Yaede also said, in a phone call with Communitynews.org, that Plunkett told the township board of health as recently as February of this year that every attempt is made to inspect “major facilities” within the township every year. But Yaede said Plunkett had been open about the difficulties he faced with the current staffing levels to inspect every facility every year. She suggested blame rests partially on the health code classifying any business selling food items as a retail food establishment that must be inspected. This would include a large number of businesses in the township, including ones like Home Depot or Lowe’s that sell candy in check-out areas.

“These are some of most egregious, false statements being made by Governor Murphy’s State Department of Health,” Yaede said in her statement. “These false statements will only undermine public confidence, are detrimental to all public employees, and will undoubtedly impact our local Hamilton business community.”

Yet, the DOH investigation is only the latest inquiry involving Plunkett and his work as township health officer.

Mercer County Prosecutor Angelo J. Onofri announced May 3 that Plunkett, 62, and Todd Bencivengo, 56, each had been charged with two counts of third-degree animal cruelty and one count of second-degree official misconduct. Bencivengo retired in March as the supervisor of the Hamilton Township Animal Shelter.

The prosecutor’s Humane Law Enforcement Unit began an investigation in August 2018 after two complaints were referred to the office by the New Jersey Division of Criminal Justice. The investigation revealed that approximately 236 cats and 93 dogs were euthanized between 2016 and 2018 before the waiting period required by state law.
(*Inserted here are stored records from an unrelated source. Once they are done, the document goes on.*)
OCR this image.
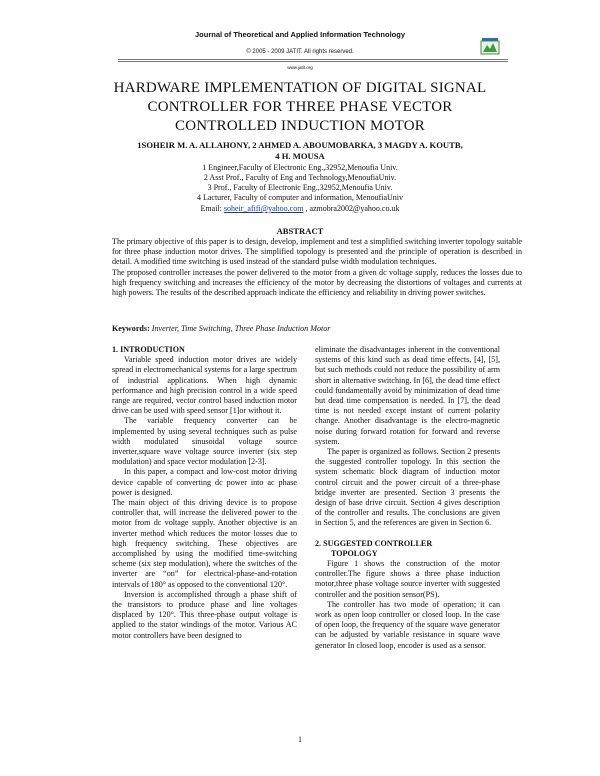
Journal of Theoretical and Applied Information Technology
© 2005 - 2009 JATIT. All rights reserved.
www.jatit.org
HARDWARE IMPLEMENTATION OF DIGITAL SIGNAL
CONTROLLER FOR THREE PHASE VECTOR
CONTROLLED INDUCTION MOTOR
1SOHEIR M. A. ALLAHONY, 2 AHMED A. ABOUMOBARKA, 3 MAGDY A. KOUTB,
4 H. MOUSA
1 Engineer,Faculty of Electronic Eng.,32952,Menoufia Univ.
2 Asst Prof., Faculty of Eng and Technology,MenoufiaUniv.
3 Prof., Faculty of Electronic Eng.,32952,Menoufia Univ.
4 Lacturer, Faculty of computer and information, MenoufiaUniv
Email: soheir_afifi@yahoo.com , azmobra2002@yahoo.co.uk
ABSTRACT

The primary objective of this paper is to design, develop, implement and test a simplified switching inverter topology suitable for three phase induction motor drives. The simplified topology is presented and the principle of operation is described in detail. A modified time switching is used instead of the standard pulse width modulation techniques.

The proposed controller increases the power delivered to the motor from a given dc voltage supply, reduces the losses due to high frequency switching and increases the efficiency of the motor by decreasing the distortions of voltages and currents at high powers. The results of the described approach indicate the efficiency and reliability in driving power switches.

Keywords: Inverter, Time Switching, Three Phase Induction Motor
1. INTRODUCTION

Variable speed induction motor drives are widely spread in electromechanical systems for a large spectrum of industrial applications. When high dynamic performance and high precision control in a wide speed range are required, vector control based induction motor drive can be used with speed sensor [1]or without it.

The variable frequency converter can be implemented by using several techniques such as pulse width modulated sinusoidal voltage source inverter,square wave voltage source inverter (six step modulation) and space vector modulation [2-3].

In this paper, a compact and low-cost motor driving device capable of converting dc power into ac phase power is designed.

The main object of this driving device is to propose controller that, will increase the delivered power to the motor from dc voltage supply. Another objective is an inverter method which reduces the motor losses due to high frequency switching. These objectives are accomplished by using the modified time-switching scheme (six step modulation), where the switches of the inverter are “on” for electrical-phase-and-rotation intervals of 180° as opposed to the conventional 120°.

Inversion is accomplished through a phase shift of the transistors to produce phase and line voltages displaced by 120°. This three-phase output voltage is applied to the stator windings of the motor. Various AC motor controllers have been designed to

eliminate the disadvantages inherent in the conventional systems of this kind such as dead time effects, [4], [5], but such methods could not reduce the possibility of arm short in alternative switching. In [6], the dead time effect could fundamentally avoid by minimization of dead time but dead time compensation is needed. In [7], the dead time is not needed except instant of current polarity change. Another disadvantage is the electro-magnetic noise during forward rotation for forward and reverse system.

The paper is organized as follows. Section 2 presents the suggested controller topology. In this section the system schematic block diagram of induction motor control circuit and the power circuit of a three-phase bridge inverter are presented. Section 3 presents the design of base drive circuit. Section 4 gives description of the controller and results. The conclusions are given in Section 5, and the references are given in Section 6.

2. SUGGESTED CONTROLLER
TOPOLOGY

Figure 1 shows the construction of the motor controller.The figure shows a three phase induction motor,three phase voltage source inverter with suggested controller and the position sensor(PS).

The controller has two mode of operation; it can work as open loop controller or closed loop. In the case of open loop, the frequency of the square wave generator can be adjusted by variable resistance in square wave generator In closed loop, encoder is used as a sensor.

1
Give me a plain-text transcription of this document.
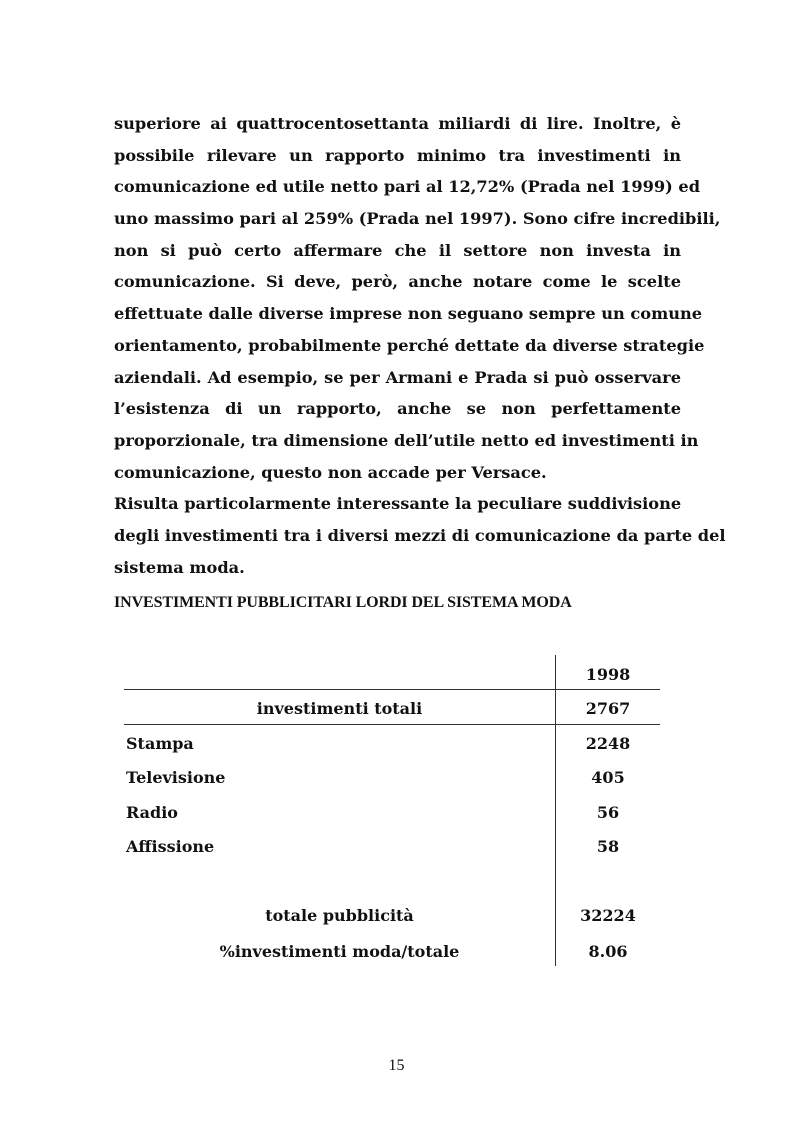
superiore ai quattrocentosettanta miliardi di lire. Inoltre, è
possibile rilevare un rapporto minimo tra investimenti in
comunicazione ed utile netto pari al 12,72% (Prada nel 1999) ed
uno massimo pari al 259% (Prada nel 1997). Sono cifre incredibili,
non si può certo affermare che il settore non investa in
comunicazione. Si deve, però, anche notare come le scelte
effettuate dalle diverse imprese non seguano sempre un comune
orientamento, probabilmente perché dettate da diverse strategie
aziendali. Ad esempio, se per Armani e Prada si può osservare
l’esistenza di un rapporto, anche se non perfettamente
proporzionale, tra dimensione dell’utile netto ed investimenti in
comunicazione, questo non accade per Versace.
Risulta particolarmente interessante la peculiare suddivisione
degli investimenti tra i diversi mezzi di comunicazione da parte del
sistema moda.
INVESTIMENTI PUBBLICITARI LORDI DEL SISTEMA MODA
1998
investimenti totali	2767
Stampa	2248
Televisione	405
Radio	56
Affissione	58
totale pubblicità	32224
%investimenti moda/totale	8.06
15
State law says shelters must hold animals or offer them for adoption for at least seven days.

Then, on May 7, an investigative subcommittee led by Republican councilwoman Ileana Schirmer and Democratic councilman Rick Tighe released a 43-page investigative report on the shelter that depicted a facility run without rules or oversight. This lackadaisical approach, the report suggested, allowed animals to be euthanized in an inhumane and occasionally illegal manner. The shelter had expired medication, no scale to weigh large dogs, little in the way of record keeping or employee training and rooms where the heating, air conditioning and ventilation didn’t work properly. The report placed the blame on several administration officials, most prominently Plunkett and Bencivengo.

In the aftermath, Plunkett resigned from his position as director of health and recreation in June. But he remained as Hamilton’s health officer, a position he has held since 1995. Hamilton Mayor Kelly Yaede appointed Plunkett in 2016 to serve in a dual role as health officer and director of health and recreation.

Plunkett has been a licensed health officer in New Jersey since 1987.